According to her customers, Yvonne Webster is the kind of waitress who will pour a regular's favorite drink when she spots her in the parking lot and have it ready when she walks through the door.
"I drink iced tea and my husband drinks coffee," customer Barb Tulleys said. "She'll see us pull up, and she'll go get it."
"She's fast, efficient and she remembers what you want without having to ask," customer Donnie Haught added.
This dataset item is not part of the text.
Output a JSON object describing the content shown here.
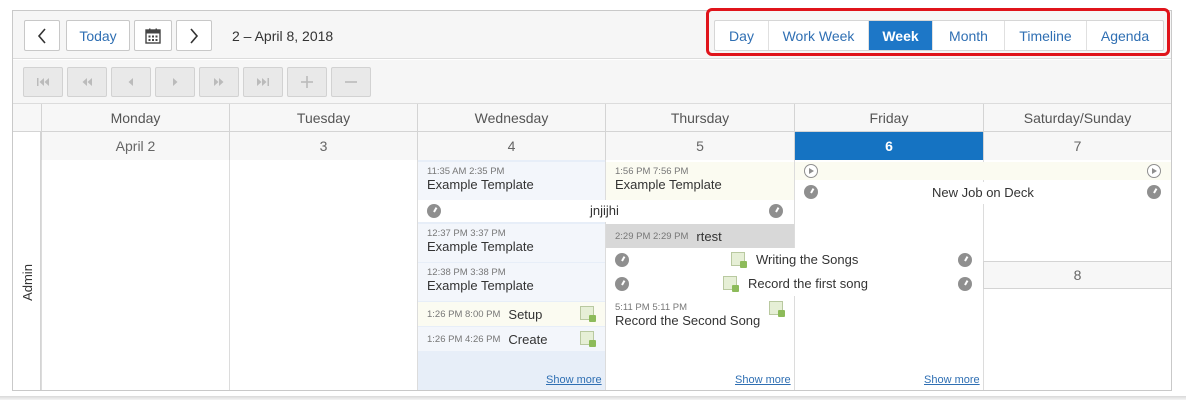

Webster, a mother of four and a Payson native, has been serving up food and friendship at the Knotty Pine Café for 12 years.
"Yvonne wants to help everyone," longtime friend Julie Wantland said. "She loves people, and she loves her customers.
"She's dynamic. You meet her and you automatically want to get to know her. She's just really easy to talk to."
No matter how hectic the job gets, Webster always takes the time to talk with her customers.
"She's fantastic," Tulleys said. "She always has a good attitude, and she makes everyone feel like family. She makes people feel really special and important."
Respect and a sense of humor are key ingredients for the job, said Webster, who was named Payson's best waitress this year.
"I believe the customers deserve to be treated with respect and get things the way they want," she said. "I also have a lot of love and respect for the people I work with.
"Respect for the boss, on the other hand, is optional," she said good-naturedly. "As long as I'm having fun, that's all that matters."
When Webster is having fun, Tulleys said, so is everyone else.
"She's fun loving and she loves to joke around," she said. "She definitely makes people smile and just adds to everyone's day. She has a way of taking your mind off your troubles. You can go in there with the weight of the world on your shoulders and leave laughing."
And when the fun stops, Webster said, her customers see her through.
"The people here are really special," she said. "When you're having a bad day, there are always those regulars who can walk in and make everything OK. And when they're having a bad day, and they tell you they came down for lunch just to see you -- that makes it all worthwhile."